Just over a month after discontinuing its Hadoop distribution to focus on the flagship Apache Hadoop project, Yahoo (s yhoo) is already proposing some changes to the Hadoop MapReduce component that could significantly improve processing performance. The new proposal is fairly complex — and is laid out in detail on the Yahoo Developer Network blog — but the gist is that Yahoo wants to replace the current known-bottleneck JobTracker node in Hadoop MapReduce with a two-pronged ResourceManager that would more efficiently match applications and cluster resources. On a higher level, though, the proposal illustrates just how beneficial Yahoo’s renewed focus on Apache Hadoop could be in the long run.
Few would argue that Hadoop isn’t a great tool for parallel processing of big data workloads, but it does have its limitations, the JobTracker and NameNode bottlenecks among them.
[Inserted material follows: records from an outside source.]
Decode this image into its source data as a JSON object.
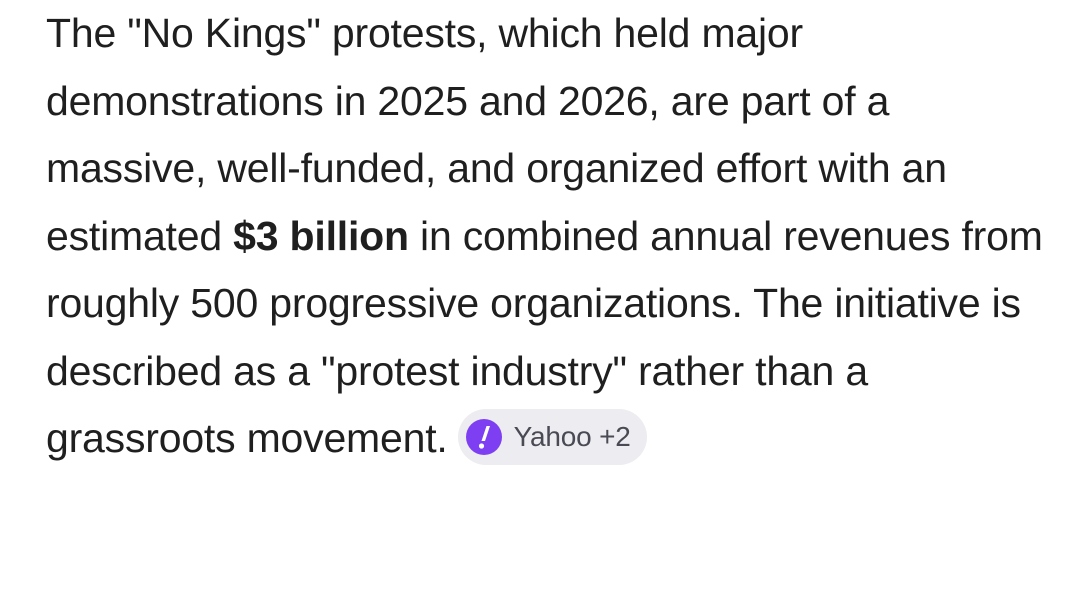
{
  "answer": {
    "part1": "The \"No Kings\" protests, which held major demonstrations in 2025 and 2026, are part of a massive, well-funded, and organized effort with an estimated ",
    "bold": "$3 billion",
    "part2": " in combined annual revenues from roughly 500 progressive organizations. The initiative is described as a \"protest industry\" rather than a grassroots movement."
  },
  "source_chip": {
    "icon": "yahoo-exclamation-icon",
    "label": "Yahoo +2",
    "icon_color": "#7e3ff2",
    "background": "#ececf1"
  }
}
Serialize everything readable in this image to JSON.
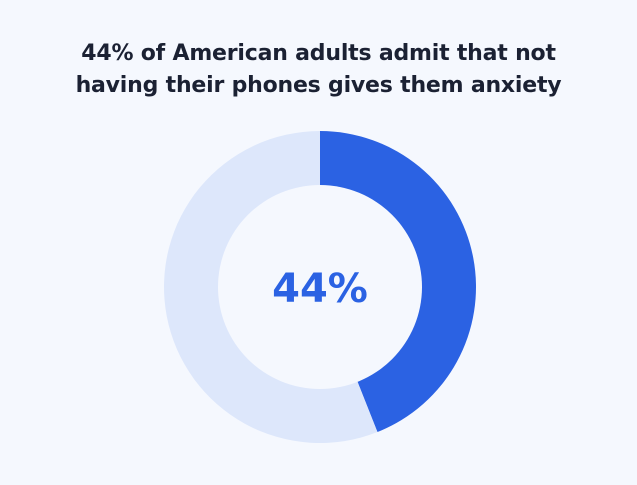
{
  "title": {
    "line1": "44% of American adults admit that not",
    "line2": "having their phones gives them anxiety"
  },
  "chart_data": {
    "type": "pie",
    "variant": "donut",
    "title": "44% of American adults admit that not having their phones gives them anxiety",
    "slices": [
      {
        "value": 44,
        "color": "#2b62e3"
      },
      {
        "value": 56,
        "color": "#dde7fb"
      }
    ],
    "center_label": "44%",
    "center_label_color": "#2b62e3"
  },
  "colors": {
    "background": "#f5f8fe",
    "title": "#1b2133",
    "hole": "#f5f8fe"
  }
}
With Apache being the most popular Hadoop distribution around — it’s even the foundation of Cloudera’s distribution — it needs all the help it can get to continue to lead the way in Hadoop development. Although user organizations like Facebook contribute some very valuable code based on their Hadoop deployments, Yahoo created Hadoop and famously relies on it to some degree for every click across its vast web presence. (Check out this video for a look at how pervasive Hadoop is within Yahoo.) I’ve said in the past that Facebook might become the next great champion of Hadoop development (sub req’d), but the crown probably still resides with Yahoo. Either way, Apache Hadoop benefits greatly from having organizations that rely heavily on Hadoop to run their businesses propose improvements that have been tried and true in real-world deployments.
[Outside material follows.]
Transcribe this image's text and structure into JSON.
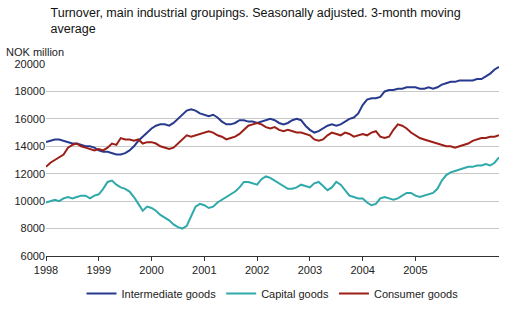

Without this kind of involvement from the user community, certain aspects of Hadoop development might be left to private software companies, which isn’t particularly beneficial to organizations that want to leverage Hadoop’s FOSS nature, or to Cloudera, which must then undertake major development on its own to make Hadoop better suited for commercial users. Already, for example, Appistry offers an entirely distributed alternative to the Hadoop Distributed File System and Pervasive Software offers an alternative to Hadoop MapReduce designed to improve performance by better leveraging multicore processors. As Yahoo’s new proposal shows, Hadoop users like itself and Facebook are always thinking about ways to improve the Hadoop experience, and having all of their efforts being funneled back into Apache Hadoop can only help speed the pace of innovation to help Hadoop keep up with ever-advancing needs.